If this exodus due to internal politics, problems with technology purchasing (XP or Sugar? All F/LOSS or not?) sounds familiar, it is:
Naturally, it failed. Nothing is that independent, especially an organization … staffed by highly individualistic industry visionaries from around the world. Besides, altruism has a credibility problem in an industry that thrives on intense commercial competition.
By the end of the Center's first year, Papert had quit, so had American experts Nicholas Negroponte and Bob Lawler. It had become a battlefield, scarred by clashes of management style, personality, and political conviction. It never really recovered.
That quote is from 1983, discussing Negroponte's original Computers-for-education pilot with Apple II computers in Senegal. The more recent news on the OLPC organization is:
But in March, after OLPC’s initial run of its $188 laptops reached fewer children than originally envisioned, Bender became head of “deployment.”
Officially, OLPC said it was streamlining its organization because the laptop's technology essentially had been built. A different view came from the XO's former top security architect, Ivan Krstić, who wrote on his blog that Bender got demoted. Krstic said OLPC was undergoing a "drastic internal restructuring" and "a radical change in its goals and vision."

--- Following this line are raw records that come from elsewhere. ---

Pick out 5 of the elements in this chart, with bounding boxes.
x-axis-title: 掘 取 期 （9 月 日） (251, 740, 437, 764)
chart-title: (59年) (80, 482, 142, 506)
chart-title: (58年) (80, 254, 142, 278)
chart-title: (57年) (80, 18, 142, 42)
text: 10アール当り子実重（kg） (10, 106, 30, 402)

Then last week, Bender left the group entirely. That marked a third high-profile departure from OLPC. In addition to Krstić, Mary Lou Jepsen, who had been chief technology officer, left in December.
With Senegal, not much was left once the project fell apart. Let's hope that OLPC has a more lasting legacy with its innovations in 4PC technology and open, educational software -- and maybe an educational computing program will survive as well, but after the fractiousness revealed in the recent email thread, it seems more likely to be survived by various independent projects.